The atmosphere in the church now harks back to the parish’s heyday. Founded in 1847 as the second Black church in the diocese, the church once counted Marian Anderson and W.E.B. Du Bois among its members, with the latter calling it “the most effective church organization in the city for benevolent and rescue work.”

“When I came in, I felt that there was a spirit here,” Alejandro told ENS. “I knew that there was something here; I just couldn’t pinpoint it. But then we started to do all the ministries, whether it was the food ministry we started with. … We started to do so many other things that it started to just light up.”

The parish’s food ministry serves about 600 people each week; those who receive attend a brief prayer service first.

“Before they get the groceries, we always pray together, and we have Italians, we have Chinese, we have folks from different places, and everybody does the Lord’s Prayer in their language,” she said. “When we started, we wanted to continue to serve the Latino community, but the reality is that we’re serving all walks of life.”

Four Sunday services – two in Spanish, one in English and one bilingual – are held throughout the day to accommodate shift workers. Services that celebrate children and teach them how to serve as acolytes have been a big draw, Alejandro said, as well as traditional Mexican celebrations like the Feast of Our Lady of Guadalupe and the Day of the Dead, which the parish celebrated in late October. Colorful altars with photos of deceased relatives and friends, candles and flowers brightened the church in an event that was a first for the parish but will hopefully become an annual celebration, Alejandro said.

The diocese has developed a program to help other congregations that feel stuck to reinvent themselves, using some of the lessons from the resurrection churches, called “Casting Nets: Start-Up Plan for Churches.” The program, which is in four parts and can take as little as 10 weeks to accomplish, asks parish leaders to “dream what your church might be if it was not expending so much energy focused on buildings, people and money.”

Diocesan leaders hope that the pandemic has helped churches see that they are more capable of making real, innovative change than they thought. Churches that were not tech-savvy were suddenly doing livestream services and Zoom Bible studies, thanks to help from the diocese.

“The fact that we’re on church time, change seems to take so long,” Wamsley said, “but we got into the pandemic and … our churches made the transition in our diocese on a dime, and we’re talking a matter of days or weeks.”

But to undertake a bigger transformation, some churches may have to let go of their ideas of what a successful church looks like.
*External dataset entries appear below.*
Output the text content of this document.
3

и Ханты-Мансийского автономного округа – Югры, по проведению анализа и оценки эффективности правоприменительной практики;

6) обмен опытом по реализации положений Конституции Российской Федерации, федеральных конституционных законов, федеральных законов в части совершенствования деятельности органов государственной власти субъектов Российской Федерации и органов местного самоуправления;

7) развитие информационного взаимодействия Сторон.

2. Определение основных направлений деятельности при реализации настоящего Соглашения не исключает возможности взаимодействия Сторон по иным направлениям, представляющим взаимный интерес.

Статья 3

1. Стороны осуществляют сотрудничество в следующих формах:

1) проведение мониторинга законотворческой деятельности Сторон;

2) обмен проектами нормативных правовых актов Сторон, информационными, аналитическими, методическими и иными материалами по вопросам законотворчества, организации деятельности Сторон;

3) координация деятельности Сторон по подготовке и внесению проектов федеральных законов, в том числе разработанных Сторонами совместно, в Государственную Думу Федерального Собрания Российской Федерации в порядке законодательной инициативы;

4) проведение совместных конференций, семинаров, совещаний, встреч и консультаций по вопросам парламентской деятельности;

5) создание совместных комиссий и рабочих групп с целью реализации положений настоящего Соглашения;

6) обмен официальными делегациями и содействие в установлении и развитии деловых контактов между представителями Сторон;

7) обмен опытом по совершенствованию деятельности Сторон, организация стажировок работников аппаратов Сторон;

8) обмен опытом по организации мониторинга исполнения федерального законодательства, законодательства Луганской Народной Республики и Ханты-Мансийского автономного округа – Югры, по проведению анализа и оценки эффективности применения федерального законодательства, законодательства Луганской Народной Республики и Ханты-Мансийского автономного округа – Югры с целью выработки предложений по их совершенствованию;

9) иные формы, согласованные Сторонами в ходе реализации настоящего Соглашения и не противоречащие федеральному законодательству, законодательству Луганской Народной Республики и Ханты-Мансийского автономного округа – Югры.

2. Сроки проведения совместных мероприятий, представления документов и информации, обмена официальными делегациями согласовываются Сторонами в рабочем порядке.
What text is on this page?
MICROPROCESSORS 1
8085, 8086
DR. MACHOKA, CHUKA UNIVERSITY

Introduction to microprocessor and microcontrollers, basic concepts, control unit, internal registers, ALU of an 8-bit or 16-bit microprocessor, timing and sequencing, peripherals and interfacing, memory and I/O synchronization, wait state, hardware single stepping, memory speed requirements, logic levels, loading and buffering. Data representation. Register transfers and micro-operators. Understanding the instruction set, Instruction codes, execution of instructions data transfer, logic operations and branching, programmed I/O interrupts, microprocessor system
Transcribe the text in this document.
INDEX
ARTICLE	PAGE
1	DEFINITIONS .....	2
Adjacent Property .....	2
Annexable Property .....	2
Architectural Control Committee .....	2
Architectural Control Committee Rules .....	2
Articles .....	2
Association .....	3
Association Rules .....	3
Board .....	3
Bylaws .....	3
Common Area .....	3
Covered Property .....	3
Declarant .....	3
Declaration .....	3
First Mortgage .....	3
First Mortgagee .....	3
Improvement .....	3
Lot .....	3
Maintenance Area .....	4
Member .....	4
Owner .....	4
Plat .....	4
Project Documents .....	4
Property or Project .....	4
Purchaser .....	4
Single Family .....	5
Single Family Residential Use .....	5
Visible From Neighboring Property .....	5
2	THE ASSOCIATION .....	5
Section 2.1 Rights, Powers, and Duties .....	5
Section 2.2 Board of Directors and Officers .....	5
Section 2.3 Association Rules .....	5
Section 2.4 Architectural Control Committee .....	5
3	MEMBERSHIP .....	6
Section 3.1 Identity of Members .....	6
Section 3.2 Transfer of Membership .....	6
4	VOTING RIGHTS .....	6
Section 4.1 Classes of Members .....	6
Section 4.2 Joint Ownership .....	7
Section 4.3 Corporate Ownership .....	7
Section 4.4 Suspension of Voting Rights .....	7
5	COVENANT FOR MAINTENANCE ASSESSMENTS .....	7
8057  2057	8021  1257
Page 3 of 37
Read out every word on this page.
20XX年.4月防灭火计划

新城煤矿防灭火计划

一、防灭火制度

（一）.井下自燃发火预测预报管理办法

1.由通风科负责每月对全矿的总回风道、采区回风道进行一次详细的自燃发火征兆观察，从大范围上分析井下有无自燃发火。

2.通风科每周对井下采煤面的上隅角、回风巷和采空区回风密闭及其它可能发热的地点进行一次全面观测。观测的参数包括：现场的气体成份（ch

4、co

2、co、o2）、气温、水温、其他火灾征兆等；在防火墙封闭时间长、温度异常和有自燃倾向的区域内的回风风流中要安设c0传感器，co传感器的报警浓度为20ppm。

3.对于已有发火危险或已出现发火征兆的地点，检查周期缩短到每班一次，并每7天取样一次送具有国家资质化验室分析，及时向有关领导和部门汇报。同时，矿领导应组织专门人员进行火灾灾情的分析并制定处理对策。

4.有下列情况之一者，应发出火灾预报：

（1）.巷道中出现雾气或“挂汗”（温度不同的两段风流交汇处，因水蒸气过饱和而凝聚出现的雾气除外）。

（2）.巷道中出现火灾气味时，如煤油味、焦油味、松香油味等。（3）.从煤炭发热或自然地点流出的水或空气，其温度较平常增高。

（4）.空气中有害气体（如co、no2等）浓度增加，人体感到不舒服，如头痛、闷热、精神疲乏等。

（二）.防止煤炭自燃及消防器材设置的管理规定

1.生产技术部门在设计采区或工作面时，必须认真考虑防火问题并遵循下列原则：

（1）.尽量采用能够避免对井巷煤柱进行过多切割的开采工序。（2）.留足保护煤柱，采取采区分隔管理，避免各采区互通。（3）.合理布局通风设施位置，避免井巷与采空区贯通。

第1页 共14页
“So many of our churches are stuck trying to operate according to models that ceased being viable decades ago, and they’re getting frustrated. … They’re still trying to do all the things they were doing 50 years ago because otherwise they’re not a ‘real church,’” Berlenbach said.

“We’re trying to say, ‘No, being a real church is all about, what are we doing to know Jesus and what are we doing to make the transforming love of Jesus known in the community? Reground yourself in that.’ And that frees them from the burden of the past.”